In the United States of America, bronchial asthma is one of the most common chronic diseases in children with the prevalence rate ranging from 6% to 9%. In the adult population, the share of those who are affected by this disease amounts to 7,5% (Global Asthma Networks, 2018). Black persons had higher asthma admissions and hospitalization rates as well as mortality rates compared to white persons. The reasons for racial disparities in asthma are not precisely clear, and so far, researchers have speculated about the association with environmental stressors and limited access to health care (Global Asthma Networks, 2018). Apart from belonging to a racial minority, likely predisposing factors include smoking, allergic rhinitis, obesity, and having a blood relative with asthma (American Lung Association, 2018).
Enhancing Health Literacy
Since asthma is a chronic condition, persons affected cannot and should not solely depend on their care provider. Yin et al. (2014) have revealed an association between health literacy and improved asthma outcomes. The opposite is also true: Federman et al. (2014) discovered that low health literacy resulted in worse outcomes. Namely, older adults with impaired knowledge about asthma showed poor self-management and could not use an inhaler without someone’s help.
Asthma is one of the world’s most common non-communicable diseases and prevalent among children, racial minorities, smokers, obese persons, and persons with allergies. As of now, asthma is recognized as a manageable condition, and health workers need to promote self-learning and self-governance. By enhancing their knowledge about their condition, affected individuals can handle asthma attacks more effectively and prevent them from happening too often.

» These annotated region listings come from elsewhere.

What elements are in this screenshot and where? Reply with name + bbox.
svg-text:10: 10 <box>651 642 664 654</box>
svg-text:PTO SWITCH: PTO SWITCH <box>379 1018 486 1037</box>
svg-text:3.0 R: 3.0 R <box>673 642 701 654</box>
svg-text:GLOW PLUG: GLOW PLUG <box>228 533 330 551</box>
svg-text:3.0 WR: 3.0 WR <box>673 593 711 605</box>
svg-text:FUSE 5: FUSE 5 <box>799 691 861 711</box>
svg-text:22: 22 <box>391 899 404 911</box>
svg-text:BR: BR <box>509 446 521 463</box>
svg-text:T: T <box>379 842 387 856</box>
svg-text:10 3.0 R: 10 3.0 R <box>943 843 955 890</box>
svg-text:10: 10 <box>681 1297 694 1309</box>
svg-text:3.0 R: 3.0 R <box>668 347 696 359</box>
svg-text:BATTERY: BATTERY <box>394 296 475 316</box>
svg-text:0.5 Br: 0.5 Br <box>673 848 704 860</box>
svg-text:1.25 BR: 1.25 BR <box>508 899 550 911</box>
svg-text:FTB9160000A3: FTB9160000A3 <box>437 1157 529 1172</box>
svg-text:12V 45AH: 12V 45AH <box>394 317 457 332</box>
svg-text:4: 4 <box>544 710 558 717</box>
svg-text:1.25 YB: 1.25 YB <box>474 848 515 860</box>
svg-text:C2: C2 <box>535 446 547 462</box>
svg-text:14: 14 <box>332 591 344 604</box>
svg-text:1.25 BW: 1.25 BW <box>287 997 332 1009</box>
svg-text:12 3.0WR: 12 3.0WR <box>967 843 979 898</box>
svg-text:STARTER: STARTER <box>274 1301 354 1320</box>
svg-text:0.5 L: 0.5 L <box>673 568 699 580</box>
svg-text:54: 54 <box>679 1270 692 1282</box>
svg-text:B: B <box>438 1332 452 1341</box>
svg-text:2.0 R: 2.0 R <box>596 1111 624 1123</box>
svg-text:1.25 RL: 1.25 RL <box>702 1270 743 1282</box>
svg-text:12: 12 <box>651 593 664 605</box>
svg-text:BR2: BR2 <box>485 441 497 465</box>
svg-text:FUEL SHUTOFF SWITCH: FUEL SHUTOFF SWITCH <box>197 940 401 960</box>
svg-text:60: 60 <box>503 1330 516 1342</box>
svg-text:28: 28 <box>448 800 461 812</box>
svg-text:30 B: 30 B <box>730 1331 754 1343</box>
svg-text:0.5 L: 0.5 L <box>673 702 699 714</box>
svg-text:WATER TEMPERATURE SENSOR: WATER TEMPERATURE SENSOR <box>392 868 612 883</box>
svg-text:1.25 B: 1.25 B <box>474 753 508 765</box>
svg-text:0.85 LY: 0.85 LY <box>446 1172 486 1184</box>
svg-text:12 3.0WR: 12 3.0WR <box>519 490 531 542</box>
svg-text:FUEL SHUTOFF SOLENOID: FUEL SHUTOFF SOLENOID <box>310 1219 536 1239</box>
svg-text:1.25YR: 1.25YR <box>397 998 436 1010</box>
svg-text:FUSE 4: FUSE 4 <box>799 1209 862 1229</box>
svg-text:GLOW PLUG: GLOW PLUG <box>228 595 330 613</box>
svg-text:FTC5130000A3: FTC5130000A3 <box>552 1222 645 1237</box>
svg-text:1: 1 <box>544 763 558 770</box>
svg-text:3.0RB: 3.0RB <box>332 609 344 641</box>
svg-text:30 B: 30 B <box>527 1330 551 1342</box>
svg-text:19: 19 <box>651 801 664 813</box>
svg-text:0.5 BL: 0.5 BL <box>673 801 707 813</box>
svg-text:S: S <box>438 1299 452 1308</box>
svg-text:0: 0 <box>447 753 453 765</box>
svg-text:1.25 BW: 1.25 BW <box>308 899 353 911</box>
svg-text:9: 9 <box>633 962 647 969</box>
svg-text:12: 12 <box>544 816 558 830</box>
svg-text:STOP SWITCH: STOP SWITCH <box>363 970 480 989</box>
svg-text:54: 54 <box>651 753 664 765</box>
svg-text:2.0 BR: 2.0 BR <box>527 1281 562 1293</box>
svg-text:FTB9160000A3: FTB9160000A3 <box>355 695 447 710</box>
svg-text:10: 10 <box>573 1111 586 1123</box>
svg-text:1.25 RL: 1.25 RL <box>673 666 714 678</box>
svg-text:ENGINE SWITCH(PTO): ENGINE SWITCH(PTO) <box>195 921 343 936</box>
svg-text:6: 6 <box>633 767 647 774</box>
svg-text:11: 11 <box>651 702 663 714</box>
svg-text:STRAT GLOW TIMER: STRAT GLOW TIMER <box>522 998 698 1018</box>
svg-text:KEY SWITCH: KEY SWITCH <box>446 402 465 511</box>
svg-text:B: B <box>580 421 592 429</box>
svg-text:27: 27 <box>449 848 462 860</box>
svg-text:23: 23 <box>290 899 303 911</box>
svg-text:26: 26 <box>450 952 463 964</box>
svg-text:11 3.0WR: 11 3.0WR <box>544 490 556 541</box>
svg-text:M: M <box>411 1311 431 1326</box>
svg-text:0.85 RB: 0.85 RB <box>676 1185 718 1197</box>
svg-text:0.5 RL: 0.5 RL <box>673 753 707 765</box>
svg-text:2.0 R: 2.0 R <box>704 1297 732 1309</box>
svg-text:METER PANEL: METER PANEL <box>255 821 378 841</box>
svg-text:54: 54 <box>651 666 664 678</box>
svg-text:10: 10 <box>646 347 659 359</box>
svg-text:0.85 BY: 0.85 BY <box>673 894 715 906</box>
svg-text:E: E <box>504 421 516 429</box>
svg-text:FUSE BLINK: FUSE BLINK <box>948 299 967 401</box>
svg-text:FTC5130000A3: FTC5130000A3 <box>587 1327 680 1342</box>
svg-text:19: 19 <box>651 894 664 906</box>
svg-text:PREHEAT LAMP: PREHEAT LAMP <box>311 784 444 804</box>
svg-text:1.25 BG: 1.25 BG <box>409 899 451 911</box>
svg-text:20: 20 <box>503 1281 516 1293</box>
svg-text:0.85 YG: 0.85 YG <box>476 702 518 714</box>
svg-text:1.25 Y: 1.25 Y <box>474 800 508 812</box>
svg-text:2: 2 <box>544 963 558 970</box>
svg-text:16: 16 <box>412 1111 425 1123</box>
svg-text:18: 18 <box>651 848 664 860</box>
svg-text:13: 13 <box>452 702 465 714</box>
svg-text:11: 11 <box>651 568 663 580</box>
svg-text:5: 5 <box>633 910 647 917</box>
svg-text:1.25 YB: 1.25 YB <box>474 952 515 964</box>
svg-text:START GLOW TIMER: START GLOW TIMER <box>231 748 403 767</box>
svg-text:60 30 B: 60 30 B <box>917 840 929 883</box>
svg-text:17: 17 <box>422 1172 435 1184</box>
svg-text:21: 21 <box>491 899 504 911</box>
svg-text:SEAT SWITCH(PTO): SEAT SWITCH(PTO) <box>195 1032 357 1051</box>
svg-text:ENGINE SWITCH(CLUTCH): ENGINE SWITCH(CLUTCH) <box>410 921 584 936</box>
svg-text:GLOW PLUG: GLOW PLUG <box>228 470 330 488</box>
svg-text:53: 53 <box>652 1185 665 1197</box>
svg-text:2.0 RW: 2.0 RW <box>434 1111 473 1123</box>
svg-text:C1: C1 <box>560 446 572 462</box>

American Lung Association. (2018). How asthma affects your body. Web.
Federman, A. D., Wolf, M. S., Sofianou, A., Martynenko, M., O’connor, R., Halm, E. A.,… & Wisnivesky, J. P. (2014). Self-management behaviors in older adults with asthma: Associations with health literacy. Journal of the American Geriatrics Society, 62(5), 872-879.
Global Asthma Network. (2018). The global asthma report 2018. Web.
Yin, H. S., Gupta, R. S., Tomopoulos, S., Mendelsohn, A. L., Egan, M., Van Schaick, L.,… & Dreyer, B. P. (2016). A low-literacy asthma action plan to improve provider asthma counseling: A randomized study. Pediatrics, 137(1). Web.